Articles & Podcasts of Note (Week of 10/12/2020)
Every Friday I highlight the most interesting or entertaining items from my media diet of the past week.
Articles:
- AI Is an Ideology, Not a Technology (wired.com): Thoughful piece from Jaron Lanier and Glen Weyl. “An understanding of AI focused on independence from—rather than interdependence with—humans misses most of the potential for software technology.”
- Asterisk (github.io): Everything you ever wanted to know about the typographical symbol.
- The Best Way to Resolve Your Shame (markmanson.net): “Shame isn't some boogeyman we must overcome in order to be happy. It's a universal emotion we can learn to deal with in healthy ways.”
- The Cycle of Life (spirals.blog): It’s a cliché that life’s a carousel, but it’s worth reminding ourselves of this fact—especially during hard times.
- The First Amendment in the Age of Disinformation (nytimes.com): The spewing of falsehoods isn’t meant to win any battle of ideas. Its goal is to prevent the actual battle from being fought, by causing us to simply give up
- The Friends Who Drove a Bus Behind the Iron Curtain (bbc.com): Lighthearted piece about a group of students who purchased a double-decker bus in Scotland and then drove it 7500 miles to Istanbul and back in 1968 amidst the Cold War.
- How ‘Am I the Asshole?’ Created a Medium Place on the Internet (theringer.com): AITA is a public forum for conflict resolution; it’s like the modern equivalent of Dear Abby, but crowdsourced.
- How to Waste Your Career, One Comfortable Year at a Time (substack.com): “Treat [career] complacency like cancer.”
- How Spotify Is Killing the Open Podcast System (singhkays.com): Market pressures to better monetize and control the podcast ecosystem are pitted against the medium’s longstanding principles of non-exclusivity and free distribution.

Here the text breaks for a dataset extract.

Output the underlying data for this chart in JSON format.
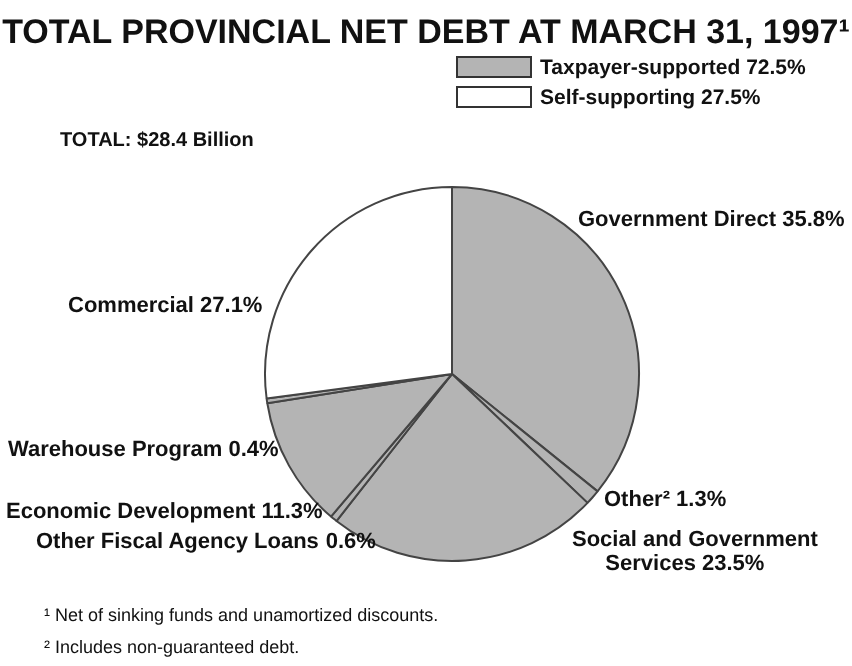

- In 1989, USC Had a Depth Chart of a Dozen Linebackers. Five Have Died, Each Before Age 50 (si.com): Tragic story about the steep physical and psychological toll of football.
- Inside the Strange New World of Being a Deepfake Actor (technologyreview.com): Incredible (and somewhat disturbing) look at how seemingly authentic deepfake videos are made.
- The Inside Story of MacKenzie Scott, the Mysterious 60-Billion-Dollar Woman (medium.com): How do you stake out your own identity and path in the world when your ex-husband is the richest man in the universe? Interesting look at the reclusive novelist, philanthropist, and first employee of Amazon.
- The (Mostly) True Story of Vanilla Ice, Hip-Hop, and the American Dream (theringer.com): Robert Van Winkle had the hottest selling album of 1990, the first rap song to top the Billboard Hot 100, and became a pop culture phenomenon. By 1991 he was parodied, critically panned, and on the decline.
- Our Mind-Boggling Sense of Smell (nautil.us): “How your brain processes the complex chemistry of smells is closer to doing mathematics than mapping.”
Podcasts:
- The Ezra Klein Show: Fareed Zakaria (vox.com): Conversation about China, American exceptionalism and foreign policy.
- Heavyweight: Jimmy and Mark (gimletmedia.com): Poignant account involving four boys who went on a 240 mile unsupervised bike trip in 1974. 45 years later we learn about the different ways that trip impacted each of those boys.
- Hidden Brain: Beyond Doomscrolling (apple.com): Guest Steven Pinker talks about the challenges of seeing progress and good when everyone is focused on what’s wrong with the world.
- Naval Ravikant on Happiness, Reducing Anxiety, Crypto Stablecoins, and Crypto Strategy (tim.blog): Ravikant engages in a 2-hour conversation with Tim Ferriss. Good stuff.
- Not Overthinking: How to Understand Things (apple.com): The Abdaal brothers discuss a blog post by Nabeel Quereshi as well as the ideas of Seymour Papert and Constructionism—learn through making and experience.
- Work Life: How to Remember Anything (apple.com): Adam Grant talks to Joshua Foer about memory palaces and improving your ability to remember.